Dive Brief:
- The U.S. advertising industry will grow 5% in 2023 to $360 billion and increase another 4.2% (excluding political advertising) in 2024, according to a report from Madison and Wall. Including political advertising, ad revenue is forecast to grow 8.1% in 2024.
- Digital platforms, which include search, social, commerce, retail media and digital video platforms, will account for about 64% of all advertising in 2023. Digital platform-focused companies are expected to collectively grow 11%, led in large part by retail media, which will account for about $42 billion in advertising revenue in 2023, up 20% over 2022.
- Traditional television, both national and local, will experience declines over the year, particularly as cord-cutting increases and the Hollywood strikes continue, reducing programming inventory. Outdoor advertising is expected to see modest growth, while audio advertising will remain flat.
Dive Insight:
Retail media is once again the story in this most recent outlook report, thanks to the channel’s ability to reach consumers in a buying mindset with valuable first-party retailer data. Madison and Wall analyst Brian Wieser forecasts that the sector will account for 75% of the industry’s overall revenues by 2028.
Amazon continues to maintain a dominant position in the retail media space, though others — including Walmart, Instacart, Ebay, Uber, Criteo, Booking.com and Expedia — are well-positioned in the category and are expected to sustain double-digit growth for years to come, according to the report.
On the other hand, so-called “open internet” companies will not grow much, as legacy print publications will continue to see the declines recorded prior to the pandemic. The ad tech sector, however, can grow faster, pending insertion order-based sales continue to move toward programmatic trading.

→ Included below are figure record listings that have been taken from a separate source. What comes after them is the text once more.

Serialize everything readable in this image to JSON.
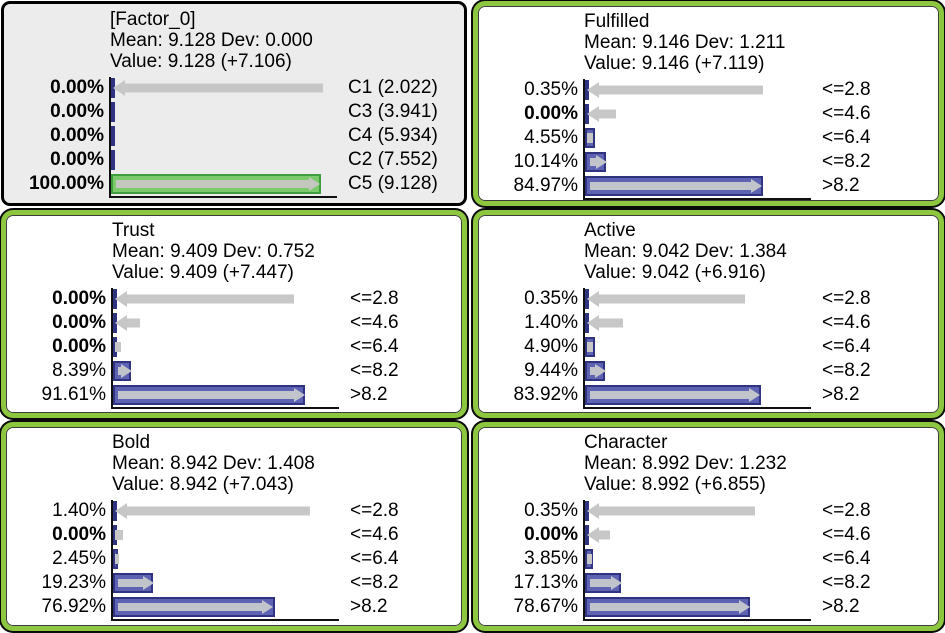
{
  "colors": {
    "panel_border_green": "#8dc63f",
    "panel_outline_black": "#0b0b0b",
    "evidence_panel_bg": "#ececec",
    "bar_blue_fill": "#5d63b2",
    "bar_blue_border": "#303480",
    "bar_green_fill": "#7bc96a",
    "bar_green_border": "#3f9e3c",
    "change_arrow_gray": "#c7c7c7",
    "axis_line": "#101010",
    "text": "#000000"
  },
  "chart_data": [
    {
      "type": "bar",
      "title": "[Factor_0]",
      "mean_line": "Mean: 9.128 Dev: 0.000",
      "value_line": "Value: 9.128 (+7.106)",
      "mean": 9.128,
      "dev": 0.0,
      "value": 9.128,
      "value_delta": "+7.106",
      "panel_style": "evidence-gray",
      "xlim_percent": [
        0,
        100
      ],
      "rows": [
        {
          "pct": "0.00%",
          "value": 0.0,
          "bold": true,
          "state": "C1 (2.022)",
          "arrow": "left",
          "arrow_pct": 100
        },
        {
          "pct": "0.00%",
          "value": 0.0,
          "bold": true,
          "state": "C3 (3.941)",
          "arrow": "none",
          "arrow_pct": 0
        },
        {
          "pct": "0.00%",
          "value": 0.0,
          "bold": true,
          "state": "C4 (5.934)",
          "arrow": "none",
          "arrow_pct": 0
        },
        {
          "pct": "0.00%",
          "value": 0.0,
          "bold": true,
          "state": "C2 (7.552)",
          "arrow": "none",
          "arrow_pct": 0
        },
        {
          "pct": "100.00%",
          "value": 100.0,
          "bold": true,
          "state": "C5 (9.128)",
          "arrow": "right",
          "arrow_pct": 97,
          "bar_color": "green"
        }
      ]
    },
    {
      "type": "bar",
      "title": "Fulfilled",
      "mean_line": "Mean: 9.146 Dev: 1.211",
      "value_line": "Value: 9.146 (+7.119)",
      "mean": 9.146,
      "dev": 1.211,
      "value": 9.146,
      "value_delta": "+7.119",
      "panel_style": "green-border",
      "xlim_percent": [
        0,
        100
      ],
      "rows": [
        {
          "pct": "0.35%",
          "value": 0.35,
          "bold": false,
          "state": "<=2.8",
          "arrow": "left",
          "arrow_pct": 84
        },
        {
          "pct": "0.00%",
          "value": 0.0,
          "bold": true,
          "state": "<=4.6",
          "arrow": "left",
          "arrow_pct": 14
        },
        {
          "pct": "4.55%",
          "value": 4.55,
          "bold": false,
          "state": "<=6.4",
          "arrow": "stub",
          "arrow_pct": 3
        },
        {
          "pct": "10.14%",
          "value": 10.14,
          "bold": false,
          "state": "<=8.2",
          "arrow": "right",
          "arrow_pct": 9
        },
        {
          "pct": "84.97%",
          "value": 84.97,
          "bold": false,
          "state": ">8.2",
          "arrow": "right",
          "arrow_pct": 82
        }
      ]
    },
    {
      "type": "bar",
      "title": "Trust",
      "mean_line": "Mean: 9.409 Dev: 0.752",
      "value_line": "Value: 9.409 (+7.447)",
      "mean": 9.409,
      "dev": 0.752,
      "value": 9.409,
      "value_delta": "+7.447",
      "panel_style": "green-border",
      "xlim_percent": [
        0,
        100
      ],
      "rows": [
        {
          "pct": "0.00%",
          "value": 0.0,
          "bold": true,
          "state": "<=2.8",
          "arrow": "left",
          "arrow_pct": 85
        },
        {
          "pct": "0.00%",
          "value": 0.0,
          "bold": true,
          "state": "<=4.6",
          "arrow": "left",
          "arrow_pct": 12
        },
        {
          "pct": "0.00%",
          "value": 0.0,
          "bold": true,
          "state": "<=6.4",
          "arrow": "stub",
          "arrow_pct": 3
        },
        {
          "pct": "8.39%",
          "value": 8.39,
          "bold": false,
          "state": "<=8.2",
          "arrow": "right",
          "arrow_pct": 7
        },
        {
          "pct": "91.61%",
          "value": 91.61,
          "bold": false,
          "state": ">8.2",
          "arrow": "right",
          "arrow_pct": 89
        }
      ]
    },
    {
      "type": "bar",
      "title": "Active",
      "mean_line": "Mean: 9.042 Dev: 1.384",
      "value_line": "Value: 9.042 (+6.916)",
      "mean": 9.042,
      "dev": 1.384,
      "value": 9.042,
      "value_delta": "+6.916",
      "panel_style": "green-border",
      "xlim_percent": [
        0,
        100
      ],
      "rows": [
        {
          "pct": "0.35%",
          "value": 0.35,
          "bold": false,
          "state": "<=2.8",
          "arrow": "left",
          "arrow_pct": 75
        },
        {
          "pct": "1.40%",
          "value": 1.4,
          "bold": false,
          "state": "<=4.6",
          "arrow": "left",
          "arrow_pct": 17
        },
        {
          "pct": "4.90%",
          "value": 4.9,
          "bold": false,
          "state": "<=6.4",
          "arrow": "stub",
          "arrow_pct": 3
        },
        {
          "pct": "9.44%",
          "value": 9.44,
          "bold": false,
          "state": "<=8.2",
          "arrow": "right",
          "arrow_pct": 7.5
        },
        {
          "pct": "83.92%",
          "value": 83.92,
          "bold": false,
          "state": ">8.2",
          "arrow": "right",
          "arrow_pct": 81
        }
      ]
    },
    {
      "type": "bar",
      "title": "Bold",
      "mean_line": "Mean: 8.942 Dev: 1.408",
      "value_line": "Value: 8.942 (+7.043)",
      "mean": 8.942,
      "dev": 1.408,
      "value": 8.942,
      "value_delta": "+7.043",
      "panel_style": "green-border",
      "xlim_percent": [
        0,
        100
      ],
      "rows": [
        {
          "pct": "1.40%",
          "value": 1.4,
          "bold": false,
          "state": "<=2.8",
          "arrow": "left",
          "arrow_pct": 93
        },
        {
          "pct": "0.00%",
          "value": 0.0,
          "bold": true,
          "state": "<=4.6",
          "arrow": "stub",
          "arrow_pct": 4
        },
        {
          "pct": "2.45%",
          "value": 2.45,
          "bold": false,
          "state": "<=6.4",
          "arrow": "stub",
          "arrow_pct": 2
        },
        {
          "pct": "19.23%",
          "value": 19.23,
          "bold": false,
          "state": "<=8.2",
          "arrow": "right",
          "arrow_pct": 17
        },
        {
          "pct": "76.92%",
          "value": 76.92,
          "bold": false,
          "state": ">8.2",
          "arrow": "right",
          "arrow_pct": 74
        }
      ]
    },
    {
      "type": "bar",
      "title": "Character",
      "mean_line": "Mean: 8.992 Dev: 1.232",
      "value_line": "Value: 8.992 (+6.855)",
      "mean": 8.992,
      "dev": 1.232,
      "value": 8.992,
      "value_delta": "+6.855",
      "panel_style": "green-border",
      "xlim_percent": [
        0,
        100
      ],
      "rows": [
        {
          "pct": "0.35%",
          "value": 0.35,
          "bold": false,
          "state": "<=2.8",
          "arrow": "left",
          "arrow_pct": 80
        },
        {
          "pct": "0.00%",
          "value": 0.0,
          "bold": true,
          "state": "<=4.6",
          "arrow": "left",
          "arrow_pct": 11
        },
        {
          "pct": "3.85%",
          "value": 3.85,
          "bold": false,
          "state": "<=6.4",
          "arrow": "stub",
          "arrow_pct": 2.5
        },
        {
          "pct": "17.13%",
          "value": 17.13,
          "bold": false,
          "state": "<=8.2",
          "arrow": "right",
          "arrow_pct": 15
        },
        {
          "pct": "78.67%",
          "value": 78.67,
          "bold": false,
          "state": ">8.2",
          "arrow": "right",
          "arrow_pct": 76
        }
      ]
    }
  ]
}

Meanwhile, the traditional TV sector, already hammered by cord-cutting and the Hollywood strikes, will continue to be pressured to demonstrate effectiveness beyond reach and frequency, “especially as pure-play digital platforms are increasingly capable of satisfying nearly every marketing goal as well or better than any alternative,” Wieser wrote.
The one bright spot will be if broadcast networks and channels can capitalize on their existing and sizable relationships with marketers to offer a wider array of media products. In an example, Wieser noted that marketers could create common identifiers that allow for integrated sales of traditional TV, streaming video and other forms of digital inventory.
Many of these concerns, however, may be masked by the upcoming political season, which will add roughly $17 billion in revenue to media owners in 2024, particularly owners of local media broadcast channels. Still, the report notes that internet-related advertising has become increasingly significant, and that as the category grows, its year-over-year skews to growth rates will be “increasingly evident.”